L’effet « Marie Rosen »


Dans le tourbillon de la peinture actuelle Marie Rosen occupe une place toute personnelle. 

C’est comme si «l'école grise» de Luc Tuymans, la figuration sombre à la Borremans et le post post-expressionisme international florissant s'achevaient. 

Ses scènes silencieuses, avec ou sans personnages, sont minutieusement peintes sur de petits et de grands panneaux de bois aux angles arrondis et qui dernièrement le sont de moins en moins. 

Scènes symboliques de notre monde quotidien, contes de fées bizarres ou rituels énigmatiques? Le tout est d'une simplicité claire, mais seulement en apparence. 

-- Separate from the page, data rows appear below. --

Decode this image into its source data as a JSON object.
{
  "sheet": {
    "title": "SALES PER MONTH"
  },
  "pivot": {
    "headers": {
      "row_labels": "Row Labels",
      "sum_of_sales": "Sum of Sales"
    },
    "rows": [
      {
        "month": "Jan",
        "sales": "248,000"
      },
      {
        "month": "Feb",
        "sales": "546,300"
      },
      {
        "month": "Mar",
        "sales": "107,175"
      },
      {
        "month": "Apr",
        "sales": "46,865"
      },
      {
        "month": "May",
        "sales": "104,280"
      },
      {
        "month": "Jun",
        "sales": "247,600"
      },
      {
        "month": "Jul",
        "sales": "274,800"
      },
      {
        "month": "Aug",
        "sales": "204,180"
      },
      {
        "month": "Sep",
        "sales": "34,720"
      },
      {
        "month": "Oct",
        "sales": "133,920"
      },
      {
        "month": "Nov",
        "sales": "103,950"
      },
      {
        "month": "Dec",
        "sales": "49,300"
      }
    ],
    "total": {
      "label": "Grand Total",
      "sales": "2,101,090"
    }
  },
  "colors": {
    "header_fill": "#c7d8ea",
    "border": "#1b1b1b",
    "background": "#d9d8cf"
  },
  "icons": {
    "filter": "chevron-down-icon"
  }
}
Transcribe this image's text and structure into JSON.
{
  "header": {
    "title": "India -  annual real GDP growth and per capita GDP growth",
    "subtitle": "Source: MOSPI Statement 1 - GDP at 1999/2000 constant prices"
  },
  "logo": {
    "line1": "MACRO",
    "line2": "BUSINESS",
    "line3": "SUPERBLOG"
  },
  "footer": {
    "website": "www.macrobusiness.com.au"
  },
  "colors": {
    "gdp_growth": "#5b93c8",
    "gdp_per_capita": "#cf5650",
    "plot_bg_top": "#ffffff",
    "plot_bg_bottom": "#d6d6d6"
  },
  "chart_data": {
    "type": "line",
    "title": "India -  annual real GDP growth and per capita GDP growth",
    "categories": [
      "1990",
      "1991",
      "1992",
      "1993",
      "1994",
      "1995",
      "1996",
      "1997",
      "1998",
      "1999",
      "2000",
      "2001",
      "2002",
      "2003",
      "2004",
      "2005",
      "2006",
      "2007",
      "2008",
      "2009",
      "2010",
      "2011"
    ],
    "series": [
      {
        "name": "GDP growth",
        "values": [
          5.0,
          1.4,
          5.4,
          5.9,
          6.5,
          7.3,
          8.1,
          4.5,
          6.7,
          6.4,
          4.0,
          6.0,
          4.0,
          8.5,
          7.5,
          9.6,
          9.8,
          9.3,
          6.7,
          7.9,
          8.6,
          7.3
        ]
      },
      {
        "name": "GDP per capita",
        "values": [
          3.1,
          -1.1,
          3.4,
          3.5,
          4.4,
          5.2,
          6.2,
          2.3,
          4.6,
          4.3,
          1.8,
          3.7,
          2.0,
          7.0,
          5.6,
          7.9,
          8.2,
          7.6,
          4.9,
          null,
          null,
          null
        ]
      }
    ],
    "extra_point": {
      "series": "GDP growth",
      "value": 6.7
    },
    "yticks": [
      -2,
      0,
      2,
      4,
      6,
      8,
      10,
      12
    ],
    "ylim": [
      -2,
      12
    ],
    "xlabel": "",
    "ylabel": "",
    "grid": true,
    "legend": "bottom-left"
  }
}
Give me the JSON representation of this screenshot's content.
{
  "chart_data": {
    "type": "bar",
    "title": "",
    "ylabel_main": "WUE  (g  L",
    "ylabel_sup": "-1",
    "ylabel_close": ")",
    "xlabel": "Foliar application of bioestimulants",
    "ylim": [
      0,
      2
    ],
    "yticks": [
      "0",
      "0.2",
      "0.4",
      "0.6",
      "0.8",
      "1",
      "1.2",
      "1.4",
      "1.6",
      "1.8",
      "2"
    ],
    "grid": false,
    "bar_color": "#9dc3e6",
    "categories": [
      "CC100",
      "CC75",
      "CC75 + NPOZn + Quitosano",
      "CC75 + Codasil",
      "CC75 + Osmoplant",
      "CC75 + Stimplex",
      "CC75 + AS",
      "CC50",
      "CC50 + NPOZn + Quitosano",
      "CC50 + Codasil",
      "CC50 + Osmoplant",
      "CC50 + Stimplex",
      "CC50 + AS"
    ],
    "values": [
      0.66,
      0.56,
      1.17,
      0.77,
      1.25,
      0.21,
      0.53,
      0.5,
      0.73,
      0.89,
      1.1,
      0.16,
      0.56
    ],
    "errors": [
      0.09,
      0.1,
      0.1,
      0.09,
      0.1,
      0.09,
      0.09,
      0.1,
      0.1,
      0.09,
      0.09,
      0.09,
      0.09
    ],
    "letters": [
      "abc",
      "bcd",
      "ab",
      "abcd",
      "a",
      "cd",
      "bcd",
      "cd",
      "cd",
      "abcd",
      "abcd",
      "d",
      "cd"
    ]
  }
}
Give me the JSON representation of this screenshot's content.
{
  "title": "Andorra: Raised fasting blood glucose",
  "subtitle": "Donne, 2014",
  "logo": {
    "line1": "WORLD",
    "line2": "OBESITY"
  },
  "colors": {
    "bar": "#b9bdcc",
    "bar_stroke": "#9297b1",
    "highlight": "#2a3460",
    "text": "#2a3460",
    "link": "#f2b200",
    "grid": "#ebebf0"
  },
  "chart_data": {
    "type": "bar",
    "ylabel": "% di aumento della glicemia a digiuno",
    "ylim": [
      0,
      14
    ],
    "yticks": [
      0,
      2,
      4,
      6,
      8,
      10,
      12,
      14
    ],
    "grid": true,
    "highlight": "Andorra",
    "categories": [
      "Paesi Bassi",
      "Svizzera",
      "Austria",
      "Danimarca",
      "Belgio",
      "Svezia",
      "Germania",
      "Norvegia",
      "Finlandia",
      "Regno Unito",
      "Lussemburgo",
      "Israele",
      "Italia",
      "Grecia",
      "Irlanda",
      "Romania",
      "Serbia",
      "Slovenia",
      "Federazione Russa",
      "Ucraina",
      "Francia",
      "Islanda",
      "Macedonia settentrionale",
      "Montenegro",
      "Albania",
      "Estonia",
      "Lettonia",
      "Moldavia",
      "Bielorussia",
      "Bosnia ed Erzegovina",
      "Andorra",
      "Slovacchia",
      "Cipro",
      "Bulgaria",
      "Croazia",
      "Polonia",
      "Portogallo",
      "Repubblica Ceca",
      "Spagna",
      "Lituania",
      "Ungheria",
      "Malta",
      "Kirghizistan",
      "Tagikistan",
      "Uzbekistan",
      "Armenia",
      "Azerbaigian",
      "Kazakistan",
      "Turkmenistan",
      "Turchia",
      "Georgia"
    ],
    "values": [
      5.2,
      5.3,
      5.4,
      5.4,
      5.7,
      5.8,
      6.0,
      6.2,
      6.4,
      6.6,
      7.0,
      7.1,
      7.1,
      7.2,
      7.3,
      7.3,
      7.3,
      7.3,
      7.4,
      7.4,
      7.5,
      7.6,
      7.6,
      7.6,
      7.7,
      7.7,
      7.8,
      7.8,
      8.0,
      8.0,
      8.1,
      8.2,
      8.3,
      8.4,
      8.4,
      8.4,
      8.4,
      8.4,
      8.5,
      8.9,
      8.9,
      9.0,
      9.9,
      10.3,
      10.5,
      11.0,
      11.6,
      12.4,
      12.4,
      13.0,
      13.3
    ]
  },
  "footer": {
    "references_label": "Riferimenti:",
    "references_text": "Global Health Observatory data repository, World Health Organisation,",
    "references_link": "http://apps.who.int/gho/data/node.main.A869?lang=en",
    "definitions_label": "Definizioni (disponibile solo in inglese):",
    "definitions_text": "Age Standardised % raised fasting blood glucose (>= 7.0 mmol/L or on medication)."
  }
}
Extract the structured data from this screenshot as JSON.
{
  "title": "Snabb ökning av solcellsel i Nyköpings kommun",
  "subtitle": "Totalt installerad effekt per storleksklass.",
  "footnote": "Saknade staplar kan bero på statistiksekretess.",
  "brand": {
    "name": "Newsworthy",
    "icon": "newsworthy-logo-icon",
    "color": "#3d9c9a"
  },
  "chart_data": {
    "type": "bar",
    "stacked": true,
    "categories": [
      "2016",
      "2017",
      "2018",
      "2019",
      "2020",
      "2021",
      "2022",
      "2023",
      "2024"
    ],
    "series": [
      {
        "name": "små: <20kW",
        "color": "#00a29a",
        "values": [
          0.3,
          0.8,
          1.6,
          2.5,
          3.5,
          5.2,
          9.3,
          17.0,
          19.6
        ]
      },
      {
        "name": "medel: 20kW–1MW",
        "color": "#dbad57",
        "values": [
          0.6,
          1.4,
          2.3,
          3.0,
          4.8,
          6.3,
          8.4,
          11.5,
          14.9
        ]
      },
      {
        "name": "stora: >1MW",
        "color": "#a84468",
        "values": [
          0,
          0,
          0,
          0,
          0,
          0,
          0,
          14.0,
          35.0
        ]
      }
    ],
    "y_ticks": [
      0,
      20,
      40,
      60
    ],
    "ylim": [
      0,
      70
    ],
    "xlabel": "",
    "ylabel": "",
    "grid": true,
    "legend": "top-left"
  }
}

L'art populaire est source d'inspiration dans l'art contemporain, certes, mais seulement du point de vue formel. Dans ses peintures, Marie Rosen nous parle de ce qu’il y a d'indicible dans l'art populaire, de plus, elle ose y dissimuler des références à la peinture naïve et aux tableaux des autodidactes. Et en même temps, c’est une perfection équilibrée, faite de petits défauts dans le bois lisse et de traces de couches de peinture  poncées qui lui donnent un aspect passé.


Marie Rosen aime rester modeste. Travailler humblement est magnifique dans l'art. 

Si sa peinture évoque des artistes tels que Nedko Solakov, elle nous fait également penser à Frida Kahlo qui fut influencée par l'art populaire mexicain et les peintures ex-voto, ou encore au cycle des petites peintures Le temps du sommeil de Francis Alÿs, dont le Projet Fabiola constitué de peintures trouvées témoigne également d'un amour pour le populaire. 

D'un autre côté, des références aux grands maîtres semblent faire leur apparition : les sols carrelés de Jan van Eyck ou de Johannes Vermeer, la confusion entre intérieur et extérieur de René Magritte, l'anatomie gothique des corps dans le Jardin des délices de Hieronymus Bosch ou l'élégance raffinée de Lucas Cranach.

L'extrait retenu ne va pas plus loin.